Atari User


CSE And GCE O Level Maths
By The Software Factory
Atari 400/800/600XL/800XL/130XE

 
Published in Atari User #13

CSE And GCE O Level Maths

The Software Factory has produced a series of five discs called CSE and GCE O Level Maths to match the five years the children would study mathematics in a senior school. Although referred to as a course, they are at best a simple aid to learning, and at worst just a series of mathematics tests.

The authors say the programs are designed to assist those studying CSE and O level mathematics and that using them will increase the pupil's abilities in mathematics.

Yet the first four discs merely offer tests where they are marked and timed and the help pages offer little more than a traditional textbook would. The questions are difficult, there appears to be no common thread and the pupil can get the correct answer by entering incorrect inputs.

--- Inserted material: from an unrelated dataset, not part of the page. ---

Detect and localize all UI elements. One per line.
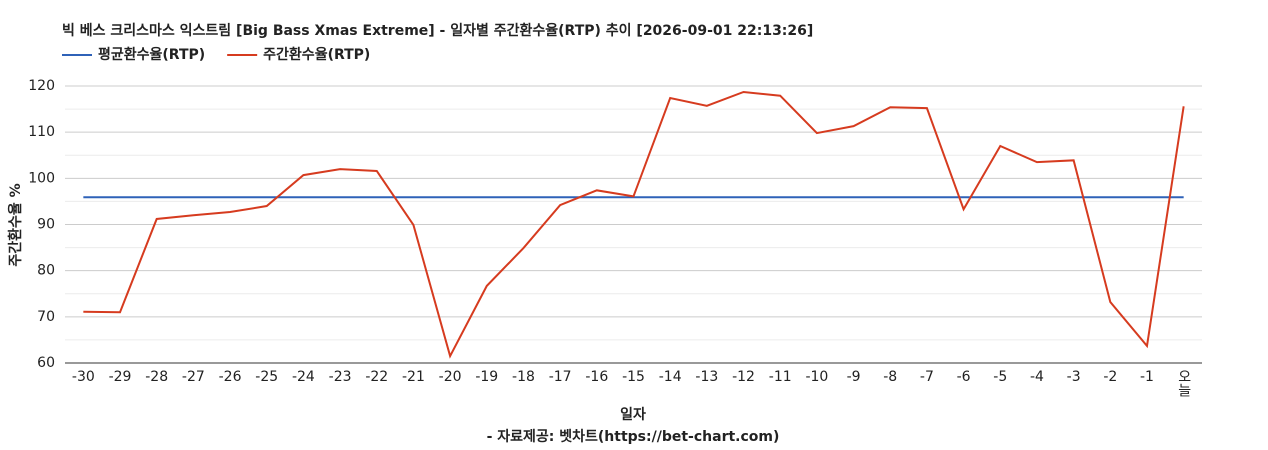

Failure results in an explanation, but even this is inadequate if understanding is to arise. The language used is difficult to understand, for example: "A number in standard form is a number expressed as a number between 1 and 10 multipled by a power of 10".

Disc 5 amounts to a test of tests. It is the revision section and as a reflection of the efficiency of the course you are given three attempts to get the correct answer instead of two.

Success at this level would guarantee a pass at O Level as the pupil would have to be well above O level standard to understand the questions - and some of the explanations.

There is a market both in school and at home for revision software, but for it to be of real value it needs to be sound in its subject content and to take into account how the child learns.

The traditional approach of this software might be acceptable for the grammar school where it would be backed up with teaching and an in-depth explanation. But the course is no use for pupils who wish to teach themselves. Even if the computer is used to the full it still requires a skilled teacher to enable the average and above average child to learn from this package, and a skilled teacher would find little in this software to excite them.

The computer has no screen graphics to speak of and little interaction and the documentation is limited. Children using the programs felt demoralised by them and showed little motivation - an unusual state considering they were using the computer.

With exciting software available to help the pupil develop an investigatory approach to mathematics, there is little room in school for such sterile software.

Although it could provide a revision aid for a bright child who had already attained the required standard, it does not provide the careful explanation that most children need.

I suspect that the children who would most benefit from this set of programs will already enjoy using textbooks anyway.